Ben hatte sich von den Schlägen soweit erholt. Langsam löffelte er die Suppe in sich hinein, dabei immer von Stroganof beobachtet. Er wusste, dass er so keine Chance hatte, zumal die Handschellen wieder fest um seine Hand geschlossen waren. „Nun mach... iss auf. Dann geht’s zurück in die Kammer.“, schrie Stroganof ihn an. Doch Ben ließ sich davon nicht mehr einschüchtern. Er aß einfach weiter und hoffte sehr, dass Semir einen Plan hatte, wie er diesen Wahnsinnigen überwältigen und ihn hier rausholen wollte. Stroganof schien nicht der Mann von langer Geduld zu sein. Mit einem hastigen Ruck riss er Ben die Schüssel weg, stellte sie in der Spüle ab und hielt ihm dann die Pistole unters Kinn. „Wehe, du machst irgendwelche Dummheiten, wenn ich jetzt die Handschellen löse.“, zischte der Pole und beugte sich unter den Tisch, um mit der freien Hand die Schellen zu öffnen, was mit einer Hand und dann auch noch der falschen, er war von Natur aus Rechtshänder, sehr schwierig war.
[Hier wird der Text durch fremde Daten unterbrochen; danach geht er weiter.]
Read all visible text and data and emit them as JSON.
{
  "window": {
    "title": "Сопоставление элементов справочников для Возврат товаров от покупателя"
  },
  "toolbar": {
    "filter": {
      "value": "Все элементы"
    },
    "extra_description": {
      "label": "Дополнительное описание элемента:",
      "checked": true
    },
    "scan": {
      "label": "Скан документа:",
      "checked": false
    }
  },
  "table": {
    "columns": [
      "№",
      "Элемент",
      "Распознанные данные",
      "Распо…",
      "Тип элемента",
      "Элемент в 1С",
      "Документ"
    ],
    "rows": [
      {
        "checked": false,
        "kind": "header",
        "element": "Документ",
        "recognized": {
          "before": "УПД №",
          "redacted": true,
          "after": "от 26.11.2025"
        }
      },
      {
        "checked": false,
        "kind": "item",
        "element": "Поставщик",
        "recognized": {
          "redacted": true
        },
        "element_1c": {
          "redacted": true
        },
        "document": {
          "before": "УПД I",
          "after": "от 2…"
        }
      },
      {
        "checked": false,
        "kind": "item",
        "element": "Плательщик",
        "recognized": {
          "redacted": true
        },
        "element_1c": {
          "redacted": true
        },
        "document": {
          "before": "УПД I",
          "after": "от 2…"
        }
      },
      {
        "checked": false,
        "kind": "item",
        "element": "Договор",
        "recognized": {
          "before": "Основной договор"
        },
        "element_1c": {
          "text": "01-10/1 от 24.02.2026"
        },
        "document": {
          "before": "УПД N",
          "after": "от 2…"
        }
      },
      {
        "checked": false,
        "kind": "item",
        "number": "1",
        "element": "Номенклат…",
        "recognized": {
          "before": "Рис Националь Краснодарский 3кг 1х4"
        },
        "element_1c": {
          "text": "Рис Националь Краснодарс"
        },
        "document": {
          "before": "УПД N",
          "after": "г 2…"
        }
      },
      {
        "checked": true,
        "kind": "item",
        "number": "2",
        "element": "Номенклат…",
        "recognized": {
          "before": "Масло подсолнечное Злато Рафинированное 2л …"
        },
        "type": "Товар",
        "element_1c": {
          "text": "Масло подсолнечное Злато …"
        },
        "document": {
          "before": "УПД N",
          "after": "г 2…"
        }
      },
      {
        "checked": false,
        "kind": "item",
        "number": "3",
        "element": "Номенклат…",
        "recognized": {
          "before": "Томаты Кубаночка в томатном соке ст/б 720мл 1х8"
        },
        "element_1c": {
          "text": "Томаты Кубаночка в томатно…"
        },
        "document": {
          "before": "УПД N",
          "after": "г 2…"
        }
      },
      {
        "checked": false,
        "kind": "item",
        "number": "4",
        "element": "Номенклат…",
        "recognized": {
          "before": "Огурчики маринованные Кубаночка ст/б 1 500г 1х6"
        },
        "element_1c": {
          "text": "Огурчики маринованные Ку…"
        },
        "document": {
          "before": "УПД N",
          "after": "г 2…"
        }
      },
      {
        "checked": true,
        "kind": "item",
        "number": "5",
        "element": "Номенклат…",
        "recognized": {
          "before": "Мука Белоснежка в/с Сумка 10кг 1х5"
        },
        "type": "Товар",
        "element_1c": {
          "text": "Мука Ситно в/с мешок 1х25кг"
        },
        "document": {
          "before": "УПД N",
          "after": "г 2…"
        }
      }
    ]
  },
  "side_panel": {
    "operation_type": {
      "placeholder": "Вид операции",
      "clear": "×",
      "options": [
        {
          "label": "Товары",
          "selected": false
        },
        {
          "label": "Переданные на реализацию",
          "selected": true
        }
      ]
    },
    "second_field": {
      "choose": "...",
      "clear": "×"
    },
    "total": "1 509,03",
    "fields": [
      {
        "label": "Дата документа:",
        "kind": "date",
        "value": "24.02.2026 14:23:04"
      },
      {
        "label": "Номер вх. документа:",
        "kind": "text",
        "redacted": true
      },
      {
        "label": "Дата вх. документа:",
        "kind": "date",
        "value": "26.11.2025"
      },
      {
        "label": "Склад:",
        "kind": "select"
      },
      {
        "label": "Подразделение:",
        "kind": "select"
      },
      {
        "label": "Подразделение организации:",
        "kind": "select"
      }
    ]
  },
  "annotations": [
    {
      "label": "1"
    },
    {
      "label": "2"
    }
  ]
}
In Ben arbeitete es... Sollte er es noch einmal wagen? Doch ehe er diesen Gedanken zu ende gedacht hatte, erschien schon wieder sein Bewacher und zog ihn aus der Bank raus, stieß ihn nach unten, die Treppe runter und in die Kabine wieder rein. „Los, in die Dusche.“, zischte der Pole erneut und stieß Ben die Waffe in den Rücken. Wieder musste Ben in die kleine Duschkabine und wurde dann wieder mit Handschellen am Rohr festgemacht. Der Pole löschte abermals das Licht und schloss die Tür hinter sich. Wieder stand Ben in tiefschwarzer Dunkelheit. Gespenstisch hörte er, wie die Wellen gegen den Rumpf schlugen und der Motor brummte. Er hoffte nur, dass er bald hier raus kam. „Was für ein beschissener Urlaub.“, dachte er und zerrte weiter am Rohr und an den Handschellen herum.